Bioinformatics Interdepartmental Program, University of California, Los Angeles, California 90095, USA.
Department of Bioengineering, University of California, Los Angeles, California 90095, USA.
Genome Res. 2021 Mar;31(3):359-371. doi: 10.1101/gr.265637.120. Epub 2021 Jan 15.

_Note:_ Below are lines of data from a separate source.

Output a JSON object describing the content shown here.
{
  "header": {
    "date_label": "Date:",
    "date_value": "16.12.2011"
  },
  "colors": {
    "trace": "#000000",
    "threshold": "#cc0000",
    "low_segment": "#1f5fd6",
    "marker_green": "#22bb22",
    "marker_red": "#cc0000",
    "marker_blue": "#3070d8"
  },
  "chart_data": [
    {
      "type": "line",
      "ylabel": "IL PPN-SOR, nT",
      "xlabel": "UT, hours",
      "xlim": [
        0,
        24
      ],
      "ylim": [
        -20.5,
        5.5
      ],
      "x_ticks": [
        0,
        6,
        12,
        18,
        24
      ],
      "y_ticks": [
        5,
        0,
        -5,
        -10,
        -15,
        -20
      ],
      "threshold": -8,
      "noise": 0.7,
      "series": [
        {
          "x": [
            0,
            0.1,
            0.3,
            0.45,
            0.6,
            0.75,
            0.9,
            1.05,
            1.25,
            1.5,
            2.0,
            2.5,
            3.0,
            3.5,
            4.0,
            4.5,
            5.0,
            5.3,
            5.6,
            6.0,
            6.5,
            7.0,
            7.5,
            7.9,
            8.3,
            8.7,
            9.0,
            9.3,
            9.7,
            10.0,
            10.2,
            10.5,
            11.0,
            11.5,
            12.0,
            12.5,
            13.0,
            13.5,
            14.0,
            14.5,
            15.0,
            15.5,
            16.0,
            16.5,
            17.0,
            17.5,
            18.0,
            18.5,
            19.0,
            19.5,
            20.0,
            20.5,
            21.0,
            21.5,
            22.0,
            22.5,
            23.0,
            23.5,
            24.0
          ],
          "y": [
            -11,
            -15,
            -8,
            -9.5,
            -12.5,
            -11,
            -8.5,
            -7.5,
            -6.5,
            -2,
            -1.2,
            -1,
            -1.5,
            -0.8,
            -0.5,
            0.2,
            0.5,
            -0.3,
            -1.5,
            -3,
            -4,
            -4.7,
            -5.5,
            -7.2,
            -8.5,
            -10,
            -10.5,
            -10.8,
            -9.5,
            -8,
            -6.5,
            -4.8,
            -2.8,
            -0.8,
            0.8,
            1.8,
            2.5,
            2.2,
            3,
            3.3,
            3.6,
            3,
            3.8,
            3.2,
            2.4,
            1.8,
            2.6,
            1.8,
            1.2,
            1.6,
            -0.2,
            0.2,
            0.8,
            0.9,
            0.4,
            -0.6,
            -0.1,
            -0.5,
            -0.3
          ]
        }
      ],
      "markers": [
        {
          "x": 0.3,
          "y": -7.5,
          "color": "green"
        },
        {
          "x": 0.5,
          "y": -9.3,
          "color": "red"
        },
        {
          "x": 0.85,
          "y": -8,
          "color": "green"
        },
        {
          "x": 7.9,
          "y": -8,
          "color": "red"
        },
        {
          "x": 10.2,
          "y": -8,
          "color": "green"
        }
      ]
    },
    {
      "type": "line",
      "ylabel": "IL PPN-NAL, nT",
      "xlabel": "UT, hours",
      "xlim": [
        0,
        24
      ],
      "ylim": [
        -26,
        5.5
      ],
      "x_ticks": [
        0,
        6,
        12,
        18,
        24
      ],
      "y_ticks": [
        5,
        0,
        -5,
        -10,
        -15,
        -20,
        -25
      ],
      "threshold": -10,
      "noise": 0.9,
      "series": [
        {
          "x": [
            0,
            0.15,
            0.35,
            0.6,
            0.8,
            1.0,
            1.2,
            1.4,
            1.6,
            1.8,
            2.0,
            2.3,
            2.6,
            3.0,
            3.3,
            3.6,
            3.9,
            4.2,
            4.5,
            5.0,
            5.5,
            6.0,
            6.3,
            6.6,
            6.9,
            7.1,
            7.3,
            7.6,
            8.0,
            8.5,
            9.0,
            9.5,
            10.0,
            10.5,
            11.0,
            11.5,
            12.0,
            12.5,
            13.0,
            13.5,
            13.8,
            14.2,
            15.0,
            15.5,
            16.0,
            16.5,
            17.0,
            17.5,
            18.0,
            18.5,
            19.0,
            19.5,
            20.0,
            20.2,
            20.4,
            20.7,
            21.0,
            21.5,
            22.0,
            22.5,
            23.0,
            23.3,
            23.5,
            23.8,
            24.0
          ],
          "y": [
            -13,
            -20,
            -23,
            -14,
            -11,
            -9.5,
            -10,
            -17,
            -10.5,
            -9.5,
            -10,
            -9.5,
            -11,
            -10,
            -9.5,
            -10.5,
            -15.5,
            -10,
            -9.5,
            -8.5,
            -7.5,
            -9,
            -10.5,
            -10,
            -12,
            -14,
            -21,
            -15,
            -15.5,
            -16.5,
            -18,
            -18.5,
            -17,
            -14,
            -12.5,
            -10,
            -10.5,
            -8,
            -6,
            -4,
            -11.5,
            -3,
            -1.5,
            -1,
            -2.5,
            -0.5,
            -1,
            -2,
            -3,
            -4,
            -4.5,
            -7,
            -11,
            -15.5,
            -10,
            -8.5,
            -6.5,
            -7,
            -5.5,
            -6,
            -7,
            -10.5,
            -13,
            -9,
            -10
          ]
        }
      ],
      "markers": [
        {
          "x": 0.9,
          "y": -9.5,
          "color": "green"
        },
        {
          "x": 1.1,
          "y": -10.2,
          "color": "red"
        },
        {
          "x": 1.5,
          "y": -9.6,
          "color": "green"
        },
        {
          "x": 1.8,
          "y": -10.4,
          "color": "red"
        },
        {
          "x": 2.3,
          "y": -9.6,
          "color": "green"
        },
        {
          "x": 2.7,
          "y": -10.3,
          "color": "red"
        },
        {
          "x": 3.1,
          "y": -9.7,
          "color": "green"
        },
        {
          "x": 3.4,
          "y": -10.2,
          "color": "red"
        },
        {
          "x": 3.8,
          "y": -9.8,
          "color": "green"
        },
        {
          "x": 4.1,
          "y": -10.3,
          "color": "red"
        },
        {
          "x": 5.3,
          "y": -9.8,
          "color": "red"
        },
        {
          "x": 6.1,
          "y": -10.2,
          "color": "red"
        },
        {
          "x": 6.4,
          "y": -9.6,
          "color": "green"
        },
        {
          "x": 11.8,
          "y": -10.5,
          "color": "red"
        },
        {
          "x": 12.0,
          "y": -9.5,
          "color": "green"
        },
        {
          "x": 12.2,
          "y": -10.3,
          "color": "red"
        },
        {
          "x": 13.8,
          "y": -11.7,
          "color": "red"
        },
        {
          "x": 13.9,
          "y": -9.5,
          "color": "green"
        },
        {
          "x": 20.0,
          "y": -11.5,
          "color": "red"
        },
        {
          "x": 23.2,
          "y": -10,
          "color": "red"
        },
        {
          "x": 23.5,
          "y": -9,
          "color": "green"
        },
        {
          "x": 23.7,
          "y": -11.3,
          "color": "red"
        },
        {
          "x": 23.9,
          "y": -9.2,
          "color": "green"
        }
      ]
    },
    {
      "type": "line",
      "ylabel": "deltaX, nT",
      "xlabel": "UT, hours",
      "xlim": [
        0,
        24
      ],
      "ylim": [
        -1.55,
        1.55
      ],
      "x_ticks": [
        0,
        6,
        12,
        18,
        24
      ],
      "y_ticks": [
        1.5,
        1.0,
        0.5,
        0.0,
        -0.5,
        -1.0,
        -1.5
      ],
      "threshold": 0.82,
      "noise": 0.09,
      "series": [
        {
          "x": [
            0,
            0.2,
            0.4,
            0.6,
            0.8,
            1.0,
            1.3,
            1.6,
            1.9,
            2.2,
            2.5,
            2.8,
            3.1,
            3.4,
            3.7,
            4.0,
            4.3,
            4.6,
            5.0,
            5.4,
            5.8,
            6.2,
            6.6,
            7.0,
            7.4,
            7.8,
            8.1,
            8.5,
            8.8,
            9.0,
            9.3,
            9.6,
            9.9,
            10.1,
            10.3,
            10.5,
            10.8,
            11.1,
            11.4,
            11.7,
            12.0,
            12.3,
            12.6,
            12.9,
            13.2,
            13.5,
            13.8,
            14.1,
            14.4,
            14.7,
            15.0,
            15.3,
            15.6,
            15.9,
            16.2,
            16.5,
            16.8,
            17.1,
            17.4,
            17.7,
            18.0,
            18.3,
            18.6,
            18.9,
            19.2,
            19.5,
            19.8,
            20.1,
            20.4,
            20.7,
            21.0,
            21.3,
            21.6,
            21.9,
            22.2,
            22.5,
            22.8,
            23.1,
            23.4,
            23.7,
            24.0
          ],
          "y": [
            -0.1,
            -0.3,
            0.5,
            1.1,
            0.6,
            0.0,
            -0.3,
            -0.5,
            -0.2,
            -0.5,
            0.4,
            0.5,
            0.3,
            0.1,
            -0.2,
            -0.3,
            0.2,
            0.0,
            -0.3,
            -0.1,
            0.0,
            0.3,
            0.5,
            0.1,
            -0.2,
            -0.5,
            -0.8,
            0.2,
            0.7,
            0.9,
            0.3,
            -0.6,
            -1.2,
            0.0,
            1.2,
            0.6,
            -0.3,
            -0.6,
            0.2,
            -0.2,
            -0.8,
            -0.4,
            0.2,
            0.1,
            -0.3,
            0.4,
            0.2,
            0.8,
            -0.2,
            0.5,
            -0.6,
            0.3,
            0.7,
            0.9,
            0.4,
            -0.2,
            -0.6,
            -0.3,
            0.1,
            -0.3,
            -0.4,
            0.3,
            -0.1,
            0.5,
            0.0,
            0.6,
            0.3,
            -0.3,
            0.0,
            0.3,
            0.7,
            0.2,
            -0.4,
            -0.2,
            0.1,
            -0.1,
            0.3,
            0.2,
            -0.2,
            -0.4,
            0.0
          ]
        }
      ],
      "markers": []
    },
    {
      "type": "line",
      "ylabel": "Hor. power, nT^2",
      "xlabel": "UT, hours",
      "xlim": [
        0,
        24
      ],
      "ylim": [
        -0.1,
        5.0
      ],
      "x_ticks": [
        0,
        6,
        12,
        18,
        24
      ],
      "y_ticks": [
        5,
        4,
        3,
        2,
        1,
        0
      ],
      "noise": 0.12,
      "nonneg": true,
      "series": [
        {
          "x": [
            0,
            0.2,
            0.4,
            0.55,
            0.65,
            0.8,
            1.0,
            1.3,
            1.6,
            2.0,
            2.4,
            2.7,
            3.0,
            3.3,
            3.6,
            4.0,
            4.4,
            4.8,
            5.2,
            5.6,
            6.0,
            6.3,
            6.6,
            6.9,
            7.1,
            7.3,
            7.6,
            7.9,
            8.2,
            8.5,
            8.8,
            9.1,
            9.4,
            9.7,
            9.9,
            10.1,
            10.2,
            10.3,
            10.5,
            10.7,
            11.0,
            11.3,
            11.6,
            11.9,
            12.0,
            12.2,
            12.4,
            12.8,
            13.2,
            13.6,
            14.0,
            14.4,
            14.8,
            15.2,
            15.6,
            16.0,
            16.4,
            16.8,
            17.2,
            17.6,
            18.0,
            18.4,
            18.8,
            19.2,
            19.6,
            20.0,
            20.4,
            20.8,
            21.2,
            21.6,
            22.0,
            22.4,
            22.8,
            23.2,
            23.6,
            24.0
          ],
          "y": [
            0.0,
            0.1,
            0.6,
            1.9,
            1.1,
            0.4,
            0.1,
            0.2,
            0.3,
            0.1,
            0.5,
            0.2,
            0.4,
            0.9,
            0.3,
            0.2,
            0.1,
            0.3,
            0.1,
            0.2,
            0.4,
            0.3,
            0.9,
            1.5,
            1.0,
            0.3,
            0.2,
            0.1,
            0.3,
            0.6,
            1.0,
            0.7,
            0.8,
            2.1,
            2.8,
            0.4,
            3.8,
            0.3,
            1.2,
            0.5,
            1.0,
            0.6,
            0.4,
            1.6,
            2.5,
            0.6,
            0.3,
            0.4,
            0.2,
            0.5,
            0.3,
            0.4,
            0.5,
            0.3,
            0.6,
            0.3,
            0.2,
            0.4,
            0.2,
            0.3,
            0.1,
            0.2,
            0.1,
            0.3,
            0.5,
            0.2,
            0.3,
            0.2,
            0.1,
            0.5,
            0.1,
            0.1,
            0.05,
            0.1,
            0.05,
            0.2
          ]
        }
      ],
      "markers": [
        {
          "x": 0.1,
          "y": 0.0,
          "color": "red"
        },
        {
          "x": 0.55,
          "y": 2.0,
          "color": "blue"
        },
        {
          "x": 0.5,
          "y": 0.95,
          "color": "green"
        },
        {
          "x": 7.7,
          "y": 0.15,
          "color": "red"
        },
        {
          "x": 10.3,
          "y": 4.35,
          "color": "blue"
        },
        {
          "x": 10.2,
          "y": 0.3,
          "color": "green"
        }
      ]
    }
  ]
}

Alternative splicing is an RNA processing mechanism that affects most genes in human, contributing to disease mechanisms and phenotypic diversity. The regulation of splicing involves an intricate network of -regulatory elements and -acting factors. Due to their high sequence specificity, -regulation of splicing can be altered by genetic variants, significantly affecting splicing outcomes. Recently, multiple methods have been applied to understanding the regulatory effects of genetic variants on splicing. However, it is still challenging to go beyond apparent association to pinpoint functional variants. To fill in this gap, we utilized large-scale data sets of the Genotype-Tissue Expression (GTEx) project to study genetically modulated alternative splicing (GMAS) via identification of allele-specific splicing events. We demonstrate that GMAS events are shared across tissues and individuals more often than expected by chance, consistent with their genetically driven nature. Moreover, although the allelic bias of GMAS exons varies across samples, the degree of variation is similar across tissues versus individuals. Thus, genetic background drives the GMAS pattern to a similar degree as tissue-specific splicing mechanisms. Leveraging the genetically driven nature of GMAS, we developed a new method to predict functional splicing-altering variants, built upon a genotype-phenotype concordance model across samples. Complemented by experimental validations, this method predicted >1000 functional variants, many of which may alter RNA-protein interactions. Lastly, 72% of GMAS-associated SNPs were in linkage disequilibrium with GWAS-reported SNPs, and such association was enriched in tissues of relevance for specific traits/diseases. Our study enables a comprehensive view of genetically driven splicing variations in human tissues.
可变剪接是一种影响人类大多数基因的 RNA 加工机制,有助于疾病机制和表型多样性。剪接的调控涉及到复杂的调控元件和作用因子网络。由于其序列特异性高,剪接的调控可以被遗传变异所改变,从而显著影响剪接结果。最近,已经应用了多种方法来理解遗传变异对剪接的调控作用。然而,要超越明显的关联,准确指出功能变异仍然具有挑战性。为了填补这一空白,我们利用大规模的基因型组织表达(GTEx)项目数据集,通过鉴定等位基因特异性剪接事件来研究遗传调控的可变剪接(GMAS)。我们证明 GMAS 事件在组织和个体之间的共享比随机预期更频繁,这与它们的遗传驱动性质一致。此外,尽管 GMAS 外显子的等位基因偏倚在不同样本中有所不同,但在组织与个体之间的变化程度相似。因此,遗传背景对 GMAS 模式的驱动程度与组织特异性剪接机制相似。利用 GMAS 的遗传驱动性质,我们开发了一种新的方法来预测功能性剪接改变变体,该方法建立在跨样本的基因型-表型一致性模型基础上。通过实验验证进行补充,该方法预测了 >1000 个功能性变体,其中许多可能改变 RNA-蛋白质相互作用。最后,GMAS 相关 SNP 中有 72%与 GWAS 报告 SNP 连锁不平衡,这种关联在与特定特征/疾病相关的组织中富集。我们的研究使人们能够全面了解人类组织中遗传驱动的剪接变异。